EPV for z/OS

EPV for z/OS provides you with Hardware and Software Cost Control, Performance Analysis and Capacity Planning know-how, Advanced Statistical Analysis, Automatic Control of Configuration Changes and much more.

Hardware and Software Cost Control

EPV for z/OS Resources provides a complete vision of the “health” of all critical resources of your systems, especially those shared amongst different z/OS systems such as processors (including zIIP and crypto), disks, physical control units, coupling facilities and channels. An integrated Enterprise view is presented and identifies any saturation points or performance efficiency problems. The time period and resource causing the bottleneck can be easily identified by our intuitive use of colour coding. EPV for z/OS SW-Cost vision supports both the TFP and WLC IBM software costs policies, providing all the necessary metrics to manage the MSU utilization both at the system and subsystem levels. EPV reports both the total and the highest “4-hours rolling average” value, used by IBM to charge its monthly fee.

Performance Analysis know-how embedded

EPV for z/OS Workloads provides a complete vision of all the workloads running on your systems. Utilizing extensive drill-down capabilities, you can explore workload performance and consumption at the address space or transaction level. For Batch, CICS, DDF, IMS, MQ and WebSphere workloads, throughput, consumption and response times are identified for critical jobs and transactions. EPV for z/OS Trend vision provides daily and monthly productivity and resource consumption trends at the system and workload levels. This will assist in the understanding of workload growth and its impact on your systems. An advanced statistical methodology spots positive or negative growth trends that lie outside of a normal distribution. Regression analysis is also performed to estimate CPU latent demand for saturated systems.

Automatic Control of Configuration Changes

EPV for z/OS Configuration provides a detailed report of the hardware and software configuration for the z/OS and OS/390 environments, including the total DASD space by provider and physical control unit. EPV provides a global view of shared resources, such as machines (CEC), Coupling Facilities and Storage Processors by correlating data produced by different sources and systems. EPV for z/OS audits configuration changes at the hardware, system and software level.

Access to available data

EPV for z/OS uses standard measures normally available in the z/OS environments and supports various sources, such as ITRM (IT Resource Management), MXG (Merrill’s eXpanded Guide) or native SMF, RMF and IMS data. EPV optimises data collection by using existing summarised data, limiting the number of variables, using intelligent filters and avoiding data duplication and redundancy. The product’s architecture is modular and user-friendly. EPV can be installed on most of the popular hardware and software platforms available on the market.

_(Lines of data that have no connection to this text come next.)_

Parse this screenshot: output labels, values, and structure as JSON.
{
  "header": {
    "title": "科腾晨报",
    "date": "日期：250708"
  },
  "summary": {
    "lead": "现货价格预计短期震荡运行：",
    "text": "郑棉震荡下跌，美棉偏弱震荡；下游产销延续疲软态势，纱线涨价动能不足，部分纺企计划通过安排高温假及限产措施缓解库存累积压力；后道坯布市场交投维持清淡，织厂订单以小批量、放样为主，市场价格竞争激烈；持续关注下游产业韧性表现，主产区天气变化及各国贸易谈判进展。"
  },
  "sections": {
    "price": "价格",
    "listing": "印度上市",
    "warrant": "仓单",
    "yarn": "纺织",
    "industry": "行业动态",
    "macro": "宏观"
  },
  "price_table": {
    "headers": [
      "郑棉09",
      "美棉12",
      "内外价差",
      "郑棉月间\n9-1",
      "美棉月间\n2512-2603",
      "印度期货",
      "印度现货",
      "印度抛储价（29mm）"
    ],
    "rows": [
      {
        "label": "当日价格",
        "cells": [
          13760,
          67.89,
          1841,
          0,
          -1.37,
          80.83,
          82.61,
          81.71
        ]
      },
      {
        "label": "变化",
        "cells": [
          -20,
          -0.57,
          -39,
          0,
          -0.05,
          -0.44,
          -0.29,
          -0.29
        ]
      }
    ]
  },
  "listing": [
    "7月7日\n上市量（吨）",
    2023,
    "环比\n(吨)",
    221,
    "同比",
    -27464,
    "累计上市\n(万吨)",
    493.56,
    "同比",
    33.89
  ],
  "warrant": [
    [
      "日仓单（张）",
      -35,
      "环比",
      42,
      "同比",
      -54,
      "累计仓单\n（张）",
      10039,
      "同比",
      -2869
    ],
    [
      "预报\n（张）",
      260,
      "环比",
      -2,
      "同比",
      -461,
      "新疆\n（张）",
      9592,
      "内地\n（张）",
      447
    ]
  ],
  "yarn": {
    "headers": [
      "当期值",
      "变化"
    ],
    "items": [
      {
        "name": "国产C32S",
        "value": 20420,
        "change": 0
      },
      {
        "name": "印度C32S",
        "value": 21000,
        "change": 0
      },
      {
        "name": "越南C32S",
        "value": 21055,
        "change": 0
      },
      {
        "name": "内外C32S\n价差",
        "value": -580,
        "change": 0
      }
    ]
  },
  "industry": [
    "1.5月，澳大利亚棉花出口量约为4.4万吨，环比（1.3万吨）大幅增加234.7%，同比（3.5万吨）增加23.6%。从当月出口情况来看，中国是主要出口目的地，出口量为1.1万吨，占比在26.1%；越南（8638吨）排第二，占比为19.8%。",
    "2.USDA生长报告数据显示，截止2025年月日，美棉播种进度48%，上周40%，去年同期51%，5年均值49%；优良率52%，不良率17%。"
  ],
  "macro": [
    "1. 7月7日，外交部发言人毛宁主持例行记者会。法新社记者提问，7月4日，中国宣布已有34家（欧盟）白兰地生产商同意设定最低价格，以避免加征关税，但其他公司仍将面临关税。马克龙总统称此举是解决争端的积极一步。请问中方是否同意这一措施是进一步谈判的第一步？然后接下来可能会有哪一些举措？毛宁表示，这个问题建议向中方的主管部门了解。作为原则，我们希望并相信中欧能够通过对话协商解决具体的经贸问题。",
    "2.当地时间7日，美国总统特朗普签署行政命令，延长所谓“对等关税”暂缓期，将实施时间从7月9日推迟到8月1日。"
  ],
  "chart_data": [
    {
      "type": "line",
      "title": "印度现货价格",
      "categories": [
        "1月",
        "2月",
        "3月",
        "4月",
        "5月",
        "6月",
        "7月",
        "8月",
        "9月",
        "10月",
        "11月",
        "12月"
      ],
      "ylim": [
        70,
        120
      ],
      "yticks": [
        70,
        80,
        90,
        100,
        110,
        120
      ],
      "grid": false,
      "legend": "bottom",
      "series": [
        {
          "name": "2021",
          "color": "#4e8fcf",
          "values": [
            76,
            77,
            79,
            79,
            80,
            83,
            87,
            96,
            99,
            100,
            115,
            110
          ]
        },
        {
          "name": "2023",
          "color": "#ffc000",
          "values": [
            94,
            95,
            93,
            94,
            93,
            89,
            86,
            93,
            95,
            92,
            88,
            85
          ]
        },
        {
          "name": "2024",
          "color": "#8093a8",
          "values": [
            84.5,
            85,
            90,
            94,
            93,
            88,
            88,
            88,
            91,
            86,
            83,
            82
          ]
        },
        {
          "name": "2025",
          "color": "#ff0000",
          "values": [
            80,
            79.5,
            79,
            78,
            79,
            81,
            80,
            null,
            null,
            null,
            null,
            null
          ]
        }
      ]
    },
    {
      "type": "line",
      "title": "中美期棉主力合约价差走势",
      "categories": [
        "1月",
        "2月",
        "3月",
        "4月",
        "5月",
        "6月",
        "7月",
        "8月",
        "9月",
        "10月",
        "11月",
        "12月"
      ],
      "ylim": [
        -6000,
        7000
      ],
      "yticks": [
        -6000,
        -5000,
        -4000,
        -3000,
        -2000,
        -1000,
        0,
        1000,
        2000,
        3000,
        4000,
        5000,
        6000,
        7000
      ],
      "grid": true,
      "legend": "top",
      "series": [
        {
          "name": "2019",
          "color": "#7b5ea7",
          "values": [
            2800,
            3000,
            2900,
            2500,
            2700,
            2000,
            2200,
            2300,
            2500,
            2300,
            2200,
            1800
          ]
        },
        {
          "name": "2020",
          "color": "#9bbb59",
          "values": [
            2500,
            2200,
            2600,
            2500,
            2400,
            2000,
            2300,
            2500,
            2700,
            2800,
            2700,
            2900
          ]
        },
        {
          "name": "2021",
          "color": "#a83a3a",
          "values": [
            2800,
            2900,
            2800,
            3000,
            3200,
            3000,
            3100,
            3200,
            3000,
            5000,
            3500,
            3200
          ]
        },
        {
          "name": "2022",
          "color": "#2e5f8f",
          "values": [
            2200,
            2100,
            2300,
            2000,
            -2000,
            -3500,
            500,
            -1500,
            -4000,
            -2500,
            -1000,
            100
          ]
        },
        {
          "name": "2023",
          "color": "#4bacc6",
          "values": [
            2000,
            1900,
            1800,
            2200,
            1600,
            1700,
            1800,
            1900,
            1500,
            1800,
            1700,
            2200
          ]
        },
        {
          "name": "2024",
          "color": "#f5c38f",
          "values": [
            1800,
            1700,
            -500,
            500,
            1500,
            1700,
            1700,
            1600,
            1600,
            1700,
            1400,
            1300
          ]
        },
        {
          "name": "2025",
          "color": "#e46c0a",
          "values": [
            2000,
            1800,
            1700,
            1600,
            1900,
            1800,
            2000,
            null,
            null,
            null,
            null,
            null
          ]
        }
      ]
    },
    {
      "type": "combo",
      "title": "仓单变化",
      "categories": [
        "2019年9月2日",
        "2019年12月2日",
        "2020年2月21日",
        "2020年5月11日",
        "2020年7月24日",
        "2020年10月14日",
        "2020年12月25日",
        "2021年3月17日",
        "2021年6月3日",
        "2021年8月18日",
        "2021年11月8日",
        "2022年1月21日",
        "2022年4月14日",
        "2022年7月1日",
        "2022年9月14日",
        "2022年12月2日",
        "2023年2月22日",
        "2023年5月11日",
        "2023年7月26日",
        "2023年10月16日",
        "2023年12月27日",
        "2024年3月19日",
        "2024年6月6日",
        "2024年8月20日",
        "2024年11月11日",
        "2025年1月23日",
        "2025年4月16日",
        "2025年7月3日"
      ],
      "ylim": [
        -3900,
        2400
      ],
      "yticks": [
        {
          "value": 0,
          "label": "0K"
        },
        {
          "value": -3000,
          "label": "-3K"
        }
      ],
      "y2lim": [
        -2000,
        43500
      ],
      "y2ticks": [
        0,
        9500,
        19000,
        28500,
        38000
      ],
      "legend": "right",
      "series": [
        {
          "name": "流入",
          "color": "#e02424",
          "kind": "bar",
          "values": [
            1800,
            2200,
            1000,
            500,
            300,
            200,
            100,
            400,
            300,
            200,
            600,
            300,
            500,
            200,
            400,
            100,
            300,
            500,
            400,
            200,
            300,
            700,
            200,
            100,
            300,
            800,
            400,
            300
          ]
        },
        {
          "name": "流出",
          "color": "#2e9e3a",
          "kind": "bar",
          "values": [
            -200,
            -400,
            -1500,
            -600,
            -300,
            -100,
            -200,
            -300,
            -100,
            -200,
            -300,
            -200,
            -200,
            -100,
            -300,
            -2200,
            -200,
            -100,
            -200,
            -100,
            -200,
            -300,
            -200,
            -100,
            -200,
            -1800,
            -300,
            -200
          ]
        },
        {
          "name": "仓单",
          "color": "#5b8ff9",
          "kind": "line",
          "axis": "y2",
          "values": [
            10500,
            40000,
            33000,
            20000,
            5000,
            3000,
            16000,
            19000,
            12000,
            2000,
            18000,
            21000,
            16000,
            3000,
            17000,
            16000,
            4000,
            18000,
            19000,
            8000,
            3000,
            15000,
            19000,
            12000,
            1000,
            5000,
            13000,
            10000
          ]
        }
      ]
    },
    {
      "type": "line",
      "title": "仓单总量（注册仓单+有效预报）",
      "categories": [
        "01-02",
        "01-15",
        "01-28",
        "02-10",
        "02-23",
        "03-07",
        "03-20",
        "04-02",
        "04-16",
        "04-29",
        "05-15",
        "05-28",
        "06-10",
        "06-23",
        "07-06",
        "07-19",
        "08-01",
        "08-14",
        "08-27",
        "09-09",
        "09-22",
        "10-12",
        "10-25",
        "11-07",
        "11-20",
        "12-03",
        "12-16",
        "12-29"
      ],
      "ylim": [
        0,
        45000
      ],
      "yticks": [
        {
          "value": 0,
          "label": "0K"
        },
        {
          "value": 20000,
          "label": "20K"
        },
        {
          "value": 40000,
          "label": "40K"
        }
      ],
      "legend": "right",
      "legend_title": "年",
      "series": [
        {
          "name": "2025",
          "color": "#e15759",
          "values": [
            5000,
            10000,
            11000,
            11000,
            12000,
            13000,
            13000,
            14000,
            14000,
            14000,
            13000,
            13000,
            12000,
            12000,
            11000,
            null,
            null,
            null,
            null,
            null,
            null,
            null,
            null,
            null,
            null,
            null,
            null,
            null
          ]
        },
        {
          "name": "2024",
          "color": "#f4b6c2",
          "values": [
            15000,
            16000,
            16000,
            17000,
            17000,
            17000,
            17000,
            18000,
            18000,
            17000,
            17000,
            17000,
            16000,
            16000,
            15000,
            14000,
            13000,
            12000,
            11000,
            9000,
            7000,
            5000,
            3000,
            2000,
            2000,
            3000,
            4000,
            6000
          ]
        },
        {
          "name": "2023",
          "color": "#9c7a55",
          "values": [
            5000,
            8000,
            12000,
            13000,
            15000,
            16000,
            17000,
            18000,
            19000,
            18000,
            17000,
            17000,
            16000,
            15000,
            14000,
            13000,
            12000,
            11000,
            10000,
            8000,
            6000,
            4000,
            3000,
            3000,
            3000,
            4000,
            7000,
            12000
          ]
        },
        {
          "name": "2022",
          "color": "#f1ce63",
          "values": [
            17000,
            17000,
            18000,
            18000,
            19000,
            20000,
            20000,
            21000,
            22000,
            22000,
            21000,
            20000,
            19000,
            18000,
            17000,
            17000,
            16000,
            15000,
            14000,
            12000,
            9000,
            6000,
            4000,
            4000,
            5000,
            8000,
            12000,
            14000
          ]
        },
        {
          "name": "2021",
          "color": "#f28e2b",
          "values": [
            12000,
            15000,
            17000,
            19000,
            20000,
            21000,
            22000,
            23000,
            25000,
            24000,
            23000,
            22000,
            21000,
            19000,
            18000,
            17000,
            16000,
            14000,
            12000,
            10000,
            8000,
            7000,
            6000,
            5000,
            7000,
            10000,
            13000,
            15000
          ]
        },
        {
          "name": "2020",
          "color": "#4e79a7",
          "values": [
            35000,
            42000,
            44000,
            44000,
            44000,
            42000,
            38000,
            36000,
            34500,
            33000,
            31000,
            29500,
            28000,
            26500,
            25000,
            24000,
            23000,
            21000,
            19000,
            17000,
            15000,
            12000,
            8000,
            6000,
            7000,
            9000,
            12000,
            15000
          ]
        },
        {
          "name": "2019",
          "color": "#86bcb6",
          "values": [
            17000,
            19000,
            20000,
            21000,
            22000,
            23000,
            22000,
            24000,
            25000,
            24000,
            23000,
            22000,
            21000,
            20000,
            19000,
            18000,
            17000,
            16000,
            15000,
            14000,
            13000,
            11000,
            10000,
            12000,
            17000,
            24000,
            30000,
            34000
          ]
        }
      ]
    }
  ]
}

Using “de facto” Standard Technologies

All reports are produced in simple static HTML pages published on a server of your choice and can be accessed by your favourite internet browser. All the tables provided in the reports can be exported individually or together to a MS-Excel spreadsheet.

Architecture

EPV for z/OS architecture is based on the following three layers:
• An interface to collect input data;
• An engine to correlate and aggregate data;
• An engine to produce HTML pages;

The EPV Performance database is based on standard SAS files, SQL relational databases or data sets in the Hadoop Distributed File System.

Requirements

EPV for z/OS has no pre-requisites; it’s an “out of the box” solution which integrates a light version of the EPV zParser product to interpret the needed SMF records and all the other input data required.

EPV for z/OS can also run on top of SAS. In this case the requirements are:
• Availability of a SAS System Base module at least on a PC;
• Availability of one of the following products: SAS ITRM, MXG.